What Everybody Wants Except The Politicians

grayscale photo of protesters on a street

Most of the issues that are mentioned in political discussions are extremely contentious. That’s usually what you see presented on the news or in fiery comment threads online. It’s what you see when protestors and counter-protestors clash in public. It’s what you see when current officeholders release messages: scorched earth commentary all controversy and almost zero substance.

But it turns out that there are a handful of issues that almost everyone supports except for politicians. And all of these issues are about power and trust. For example:

Term Limits – A whopping 80% of Americans support the idea of preventing politicians from keeping the same office forever [1]. A few states have managed to do this for a few positions, but usually through citizen initiatives and not via the elected representatives. And as I’ve said before, support for term limits shows how much we distrust elected officials.

Personal Internet Privacy – Almost everyone in America feels the same way. We think that “social media companies should be regulated to protect the privacy of personal data.” And this isn’t a partisan issue: 87% of Democrats, 87% of Republicans and 86% of Independents agree with this statement [2]. Yet, we haven’t seen much lately on this topic. Which is probably because of the massive political campaign donations from tech companies [3].
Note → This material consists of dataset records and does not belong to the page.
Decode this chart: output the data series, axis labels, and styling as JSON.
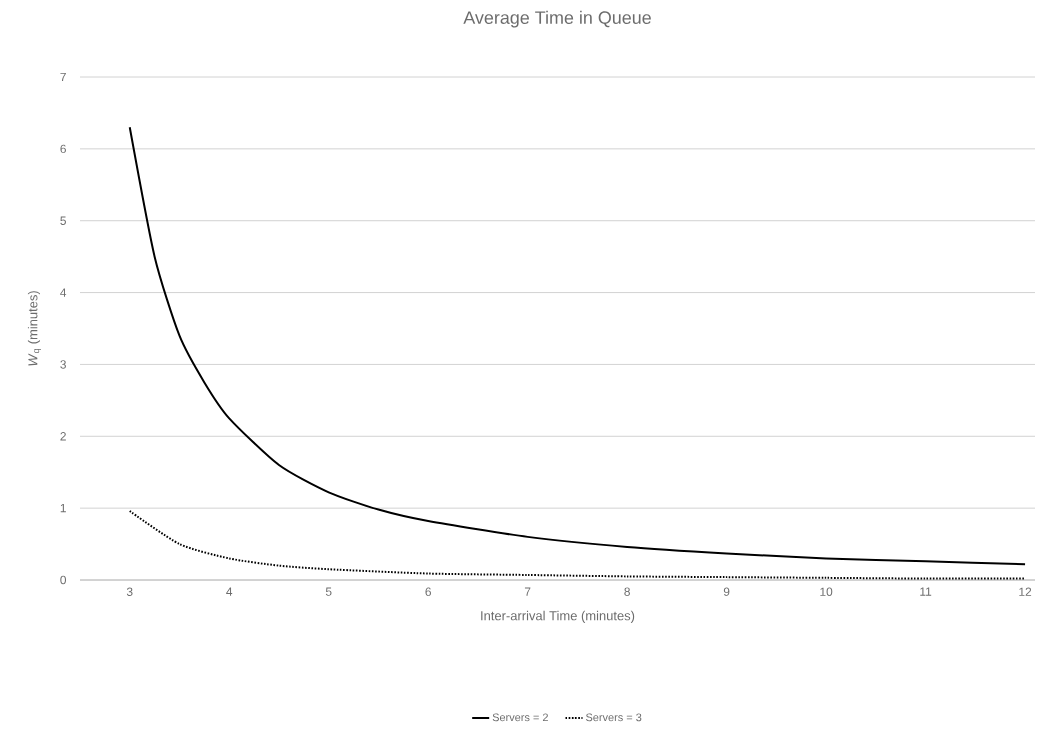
{
  "chart_data": {
    "type": "line",
    "title": "Average Time in Queue",
    "xlabel": "Inter-arrival Time (minutes)",
    "ylabel": "*W*$_{q}$ (minutes)",
    "xlim": [
      2.5,
      12.1
    ],
    "ylim": [
      0,
      7
    ],
    "xticks": [
      3,
      4,
      5,
      6,
      7,
      8,
      9,
      10,
      11,
      12
    ],
    "yticks": [
      0,
      1,
      2,
      3,
      4,
      5,
      6,
      7
    ],
    "grid": "y",
    "legend": "bottom",
    "marker": "none",
    "series": [
      {
        "name": "Servers = 2",
        "color": "#000000",
        "line_style": "solid",
        "x": [
          3,
          3.25,
          3.5,
          3.75,
          4,
          4.5,
          5,
          5.5,
          6,
          7,
          8,
          9,
          10,
          11,
          12
        ],
        "values": [
          6.3,
          4.5,
          3.4,
          2.75,
          2.25,
          1.6,
          1.22,
          0.98,
          0.82,
          0.6,
          0.46,
          0.37,
          0.3,
          0.26,
          0.22
        ]
      },
      {
        "name": "Servers = 3",
        "color": "#000000",
        "line_style": "dotted",
        "x": [
          3,
          3.5,
          4,
          4.5,
          5,
          6,
          7,
          8,
          9,
          10,
          11,
          12
        ],
        "values": [
          0.96,
          0.5,
          0.3,
          0.2,
          0.15,
          0.09,
          0.07,
          0.05,
          0.04,
          0.03,
          0.02,
          0.02
        ]
      }
    ]
  }
}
Special Interest Groups – Pretty much all of us (76%) agree that the government is run by a few big organizations and wealthy individuals looking out for themselves—not by representatives and bureaucrats serving the people [4]. But since 1998, total spending on lobbying has more than doubled and shows no sign of slowing down [5].

Redistricting – This is the topic of the moment (which I’ve also talked about before) because states are required by the U.S. Constitution to redraw their lines every ten years following the Census. If you ask average people, most of them don’t think politicians should be responsible for drawing their own districts [6]. But that’s what’s happening. And if you go to the hearings (as I’ve been doing) you’ll hear citizen after citizen standing up to express concern—but no one standing up to say that they support the proposed maps.


These examples should not exist. Politicians should be talking about controversial topics, debating and studying them, listening to voters. But if an issue is one where almost everyone feels the same way, why aren’t we passing a law and moving on?

Because in many ways, the politicians aren’t here for us. They are here for themselves.


[1] Here’s one poll, and here’s a roundup of other polls from years ago, and here’s a poll suggesting widespread support for term limits even on Supreme Court justices.

[2] This comes from a 2020 poll conducted by Harvard University.

[3] The Observer has reported on these donations which tend to lean Democratic. But there hasn’t been much movement on the topic, beyond a couple of bills (like the SAFE DATA Act) which are stuck in committee.

[4] According to Pew Research in 2018. And that’s 71% of Republicans and 86% of Democrats.

[5] Probably more than doubled. A Statista chart claims an increase from $1.45B to $3.49B in the last two decades. But in truth, we really don’t know how much is being spent on lobbying, because the data isn’t coded correctly. Yikes.

[6] People generally support independent redistricting commissions.